Posted on | December 6, 2017 | 2 Comments

Last night a young man approached me after the list was closed and asked if he could read. He said he was embarrassed because he didn’t have any money to cover the admission and I said it was fine. I have experienced abject skintness too, times when all I ate all day was a couple of marmite sandwiches for breakfast and lunch, when I was digging, hoeing and sawing for the council. I know the difference between those that are skint because they blew their allowance on a big weekend and those that allocate each slice of bread within a loaf. When he took his place in the performance space he half-whispered his way through a love poem, seeming as if he was going to burst into tears at any moment. After the poem he spoke of how he was once a dancer on Oxford Street and how he felt the dance scene was too aggressive and competitive. He spoke of how he wanted to do Spoken Word instead and how his friends had encouraged him to take the plunge. I remember a time when I was given a similar kick up the arse by a white Zimbabwean who lived at the same hostel as me. Then the young man spoke of how he had two choices tonight, to get up and read a poem or kill himself. I remember the chorus of sighs and gulps from the audience after he said this.
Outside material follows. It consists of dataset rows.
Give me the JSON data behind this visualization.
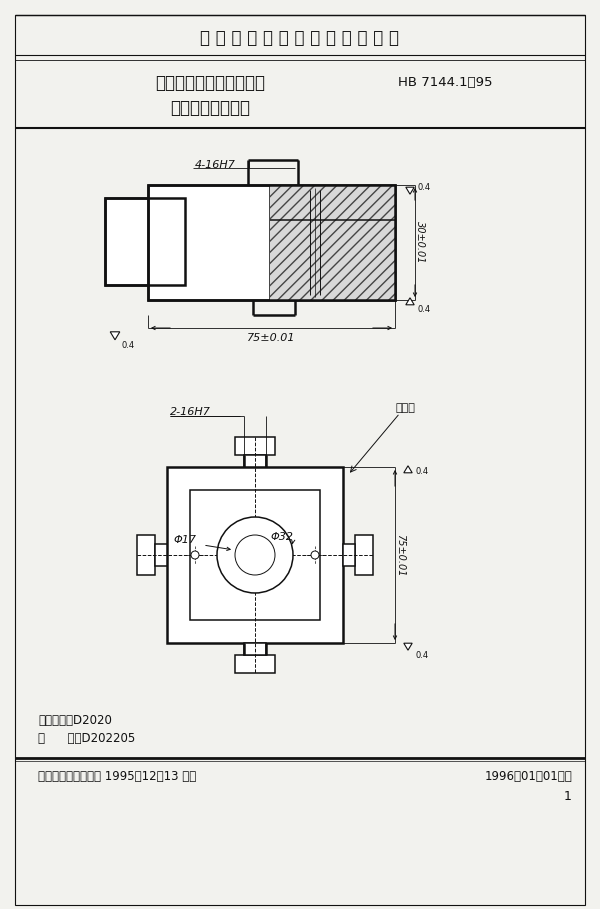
{
  "title_main": "中 华 人 民 共 和 国 航 空 工 业 标 准",
  "title_sub1": "大型系列组合夹具支承件",
  "title_sub2": "二竖槽正方形支承",
  "title_code": "HB 7144.1－95",
  "footer_left": "中国航空工业总公司 1995－12－13 发布",
  "footer_right": "1996－01－01实施",
  "footer_page": "1",
  "class_code": "分类代号：D2020",
  "mark_code": "标      记：D202205",
  "dim_top_label": "4-16H7",
  "dim_top_width": "75±0.01",
  "dim_top_height": "30±0.01",
  "dim_top_ra1": "0.4",
  "dim_top_ra2": "0.4",
  "dim_bot_label": "2-16H7",
  "dim_bot_phi17": "Φ17",
  "dim_bot_phi32": "Φ32",
  "dim_bot_width": "75±0.01",
  "dim_bot_ra": "0.4",
  "dim_bot_biaoji": "标记处",
  "bg_color": "#f2f2ee",
  "line_color": "#111111",
  "text_color": "#111111"
}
I only thought later about the consequences that might have spun out if I hadn’t let him read. He finished within time and returned to his seat. While I’d cut off other poets I was ready to let him take whatever time he needed and fuck anybody that has a problem with that. After the applause died down I said that I had nothing funny or clever to say. I said that I hope he finds someone to talk to. I still have nothing funny or clever to say. He was gone before I started to stack away the chairs. I hope he’s okay.
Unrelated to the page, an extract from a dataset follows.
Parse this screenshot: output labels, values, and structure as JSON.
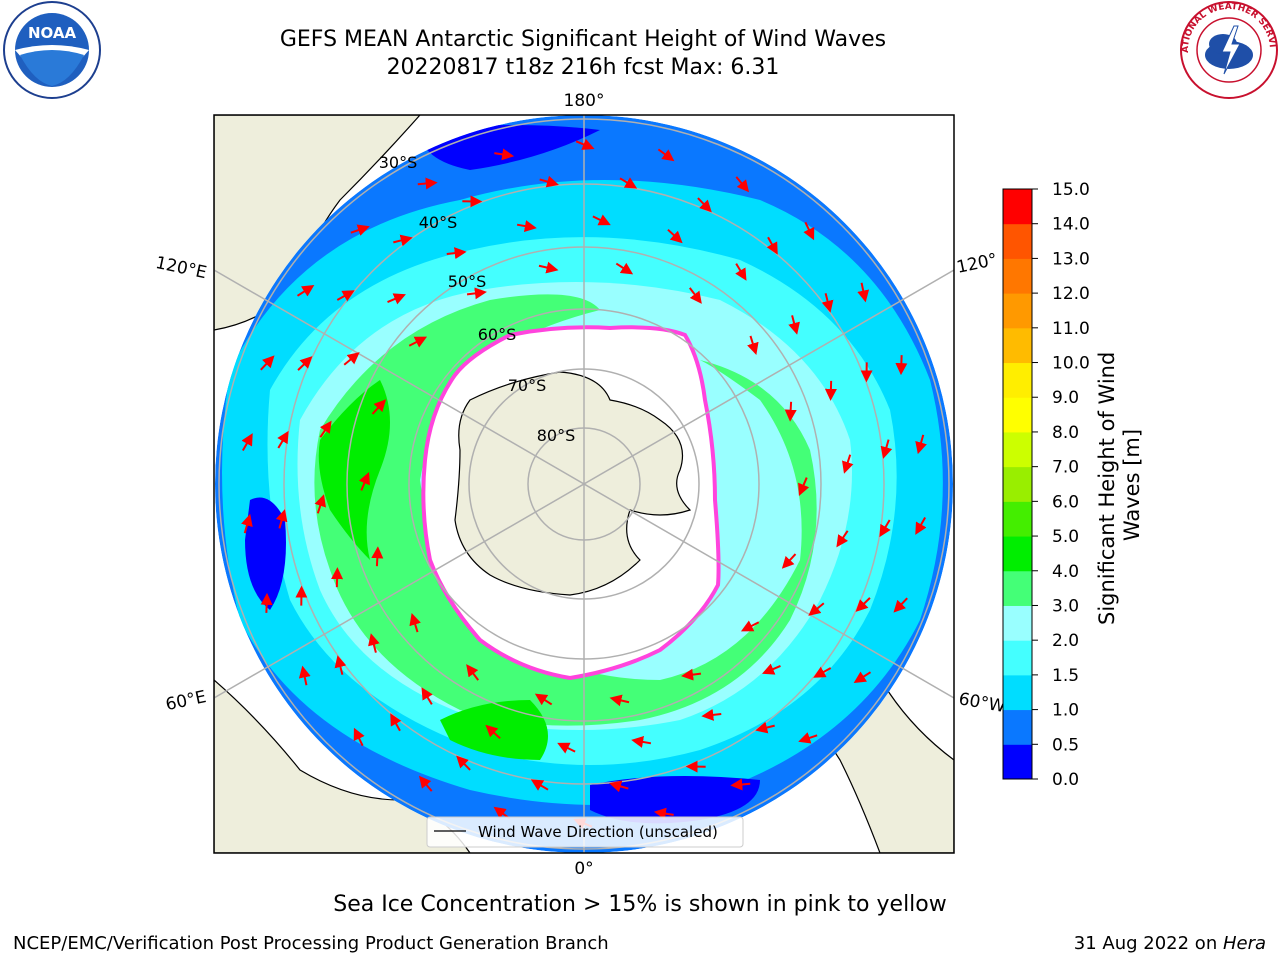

Posted on | December 4, 2017 | No Comments

Tonight I am re-reading Paradise Lost so that I can regurgitate canonical standards for a clutch of bored millennials who think I cant see them checking their phones under the desk. This will no doubt tempt me to yell the name of Satan each time it crops up. Milton, the only person to have inverted syntax because it was the more difficult formal option. The way in which the vehicle is stretched out over so many lines before he even reveals what the tenor is. The reader ploughs through the Biblical imagery fuelled by the knowledge of what it is like but still none the wiser about what “it” is. His brilliance almost absolves him for being Cromwell’s Alastair Campbell, in the same way that regicide almost absolves Cromwell for his genocide. It is said that Milton went blind from writing propaganda by candlelight. I cannot deny that such forceful poetry comes from days when a tyrant was never far from a last cold kiss of an axe-head to his neck. Nowadays we can’t take away their blue ticks.


Posted on | December 3, 2017 | No Comments

It’s a pissy drizzle out there, that’s for sure. Who enjoys walking in drizzle? Mist is great, sudden downpours even better, but drizzle? Drizzle offers nothing but its needling inoffensiveness. A death from a thousand “buts”. Sure, all those gallant celebs were able to absorb the sudden shock of a bucket of ice but would they have done the same if it meant someone repeatedly spraying the same amount from a small nozzle over a number of hours? The only poets that write positively about drizzle are those Irish pastoral types who teach creative writing in California. The ones whose lips tremble at the thought of the nobility of other peoples’ suffering. Imagine if some demon faery cursed you to suffer a sudden drop in urinary pressure and you had to spend the best part of an hour drizzling out your excess bodily fluid? You’d piss out your sanity and elan vital before the ordeal ended. Even the word’s sound is an analogue for disappointment, a wet squib when rhymed with the cocktail sparklers of “sizzle” and “fo’ shizzle”. Still, the cupboards are bare and the big shops close early on Sunday. Faithful trilby and winter coat, deliver me from precipi-hesitation. I may be some time.


Posted on | December 2, 2017 | No Comments

My youngest has a strategy for when she doesn’t want to do something during the swimming lesson. She slides off the noodle or the floating mat and sinks into the water to tread a few inches beneath the surface, grinning back at me though chlorinated ripples. I laugh every time, scoop her back out and try again. Plonk. Back in she goes. She grins because she knows I’ll scoop her out again. She grins because she could do this all day. Sometimes I wonder how I look from her vantage point. An elongated pink smear of muffled authority. Scoop.Try again. Splash. Grin. She no longer drops off when I push her in the buggy for the full two miles between the pool and home. She demands fruit juice and chicken while I chew on silence. Each street flips from Endz to Gentry and back again. There was a time when the posh kids tried to sound common when they moved to places like this. The buggy’s wheels hoof over humps made in the concrete by tree roots. Every time I sink too deep into myself she shouts, “Chicken!”. When I’m chewing on some old hurt she cries, “Juice!”